Title: Defense-to-Attack: Bypassing Weak Defenses Enables Stronger Jailbreaks in Vision-Language Models Show Chinese title

Title: 防御到攻击：绕过弱防御在视觉-语言模型中实现更强的越狱

Abstract: Despite their superb capabilities, Vision-Language Models (VLMs) have been shown to be vulnerable to jailbreak attacks. While recent jailbreaks have achieved notable progress, their effectiveness and efficiency can still be improved. In this work, we reveal an interesting phenomenon: incorporating weak defense into the attack pipeline can significantly enhance both the effectiveness and the efficiency of jailbreaks on VLMs. Building on this insight, we propose Defense2Attack, a novel jailbreak method that bypasses the safety guardrails of VLMs by leveraging defensive patterns to guide jailbreak prompt design.
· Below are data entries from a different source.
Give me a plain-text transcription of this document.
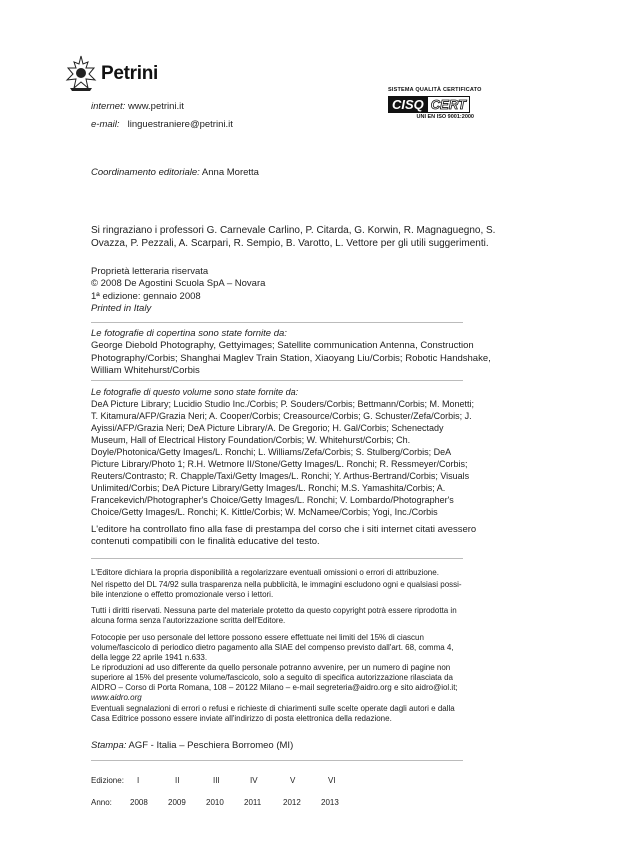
Petrini
internet: www.petrini.it
e-mail: linguestraniere@petrini.it
SISTEMA QUALITÀ CERTIFICATO
CISQ CERT
UNI EN ISO 9001:2000
Coordinamento editoriale: Anna Moretta
Si ringraziano i professori G. Carnevale Carlino, P. Citarda, G. Korwin, R. Magnaguegno, S.
Ovazza, P. Pezzali, A. Scarpari, R. Sempio, B. Varotto, L. Vettore per gli utili suggerimenti.
Proprietà letteraria riservata
© 2008 De Agostini Scuola SpA – Novara
1ª edizione: gennaio 2008
Printed in Italy
Le fotografie di copertina sono state fornite da:
George Diebold Photography, Gettyimages; Satellite communication Antenna, Construction
Photography/Corbis; Shanghai Maglev Train Station, Xiaoyang Liu/Corbis; Robotic Handshake,
William Whitehurst/Corbis
Le fotografie di questo volume sono state fornite da:
DeA Picture Library; Lucidio Studio Inc./Corbis; P. Souders/Corbis; Bettmann/Corbis; M. Monetti;
T. Kitamura/AFP/Grazia Neri; A. Cooper/Corbis; Creasource/Corbis; G. Schuster/Zefa/Corbis; J.
Ayissi/AFP/Grazia Neri; DeA Picture Library/A. De Gregorio; H. Gal/Corbis; Schenectady
Museum, Hall of Electrical History Foundation/Corbis; W. Whitehurst/Corbis; Ch.
Doyle/Photonica/Getty Images/L. Ronchi; L. Williams/Zefa/Corbis; S. Stulberg/Corbis; DeA
Picture Library/Photo 1; R.H. Wetmore II/Stone/Getty Images/L. Ronchi; R. Ressmeyer/Corbis;
Reuters/Contrasto; R. Chapple/Taxi/Getty Images/L. Ronchi; Y. Arthus-Bertrand/Corbis; Visuals
Unlimited/Corbis; DeA Picture Library/Getty Images/L. Ronchi; M.S. Yamashita/Corbis; A.
Francekevich/Photographer's Choice/Getty Images/L. Ronchi; V. Lombardo/Photographer's
Choice/Getty Images/L. Ronchi; K. Kittle/Corbis; W. McNamee/Corbis; Yogi, Inc./Corbis
L'editore ha controllato fino alla fase di prestampa del corso che i siti internet citati avessero
contenuti compatibili con le finalità educative del testo.
L'Editore dichiara la propria disponibilità a regolarizzare eventuali omissioni o errori di attribuzione.
Nel rispetto del DL 74/92 sulla trasparenza nella pubblicità, le immagini escludono ogni e qualsiasi possi-
bile intenzione o effetto promozionale verso i lettori.
Tutti i diritti riservati. Nessuna parte del materiale protetto da questo copyright potrà essere riprodotta in
alcuna forma senza l'autorizzazione scritta dell'Editore.
Fotocopie per uso personale del lettore possono essere effettuate nei limiti del 15% di ciascun
volume/fascicolo di periodico dietro pagamento alla SIAE del compenso previsto dall'art. 68, comma 4,
della legge 22 aprile 1941 n.633.
Le riproduzioni ad uso differente da quello personale potranno avvenire, per un numero di pagine non
superiore al 15% del presente volume/fascicolo, solo a seguito di specifica autorizzazione rilasciata da
AIDRO – Corso di Porta Romana, 108 – 20122 Milano – e-mail segreteria@aidro.org e sito aidro@iol.it;
www.aidro.org
Eventuali segnalazioni di errori o refusi e richieste di chiarimenti sulle scelte operate dagli autori e dalla
Casa Editrice possono essere inviate all'indirizzo di posta elettronica della redazione.
Stampa: AGF - Italia – Peschiera Borromeo (MI)
Edizione: I	II	III	IV	V	VI
Anno: 2008	2009	2010	2011	2012	2013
Specifically, Defense2Attack consists of three key components: (1) a visual optimizer that embeds universal adversarial perturbations with affirmative and encouraging semantics; (2) a textual optimizer that refines the input using a defense-styled prompt; and (3) a red-team suffix generator that enhances the jailbreak through reinforcement fine-tuning. We empirically evaluate our method on four VLMs and four safety benchmarks. The results demonstrate that Defense2Attack achieves superior jailbreak performance in a single attempt, outperforming state-of-the-art attack methods that often require multiple tries. Our work offers a new perspective on jailbreaking VLMs. Show Chinese abstract

Abstract: 尽管具有出色的能力，视觉-语言模型（VLMs）已被证明容易受到越狱攻击。 虽然最近的越狱方法取得了显著进展，但其有效性和效率仍有提升空间。 在本工作中，我们揭示了一个有趣的现象：在攻击流程中引入弱防御可以显著提高对VLMs的越狱效果和效率。 基于这一见解，我们提出了Defense2Attack，这是一种新颖的越狱方法，通过利用防御模式来指导越狱提示设计，从而绕过VLMs的安全防护机制。 具体而言，Defense2Attack包含三个关键组件： (1) 一个视觉优化器，将具有肯定和鼓励语义的通用对抗扰动嵌入；(2) 一个文本优化器，使用防御风格的提示来优化输入；(3) 一个红队后缀生成器，通过强化学习微调增强越狱效果。 我们在四个VLMs和四个安全基准上对我们的方法进行了实证评估。 结果表明，Defense2Attack在一次尝试中就实现了优越的越狱性能，优于通常需要多次尝试的最先进攻击方法。 我们的工作为越狱VLMs提供了一个新的视角。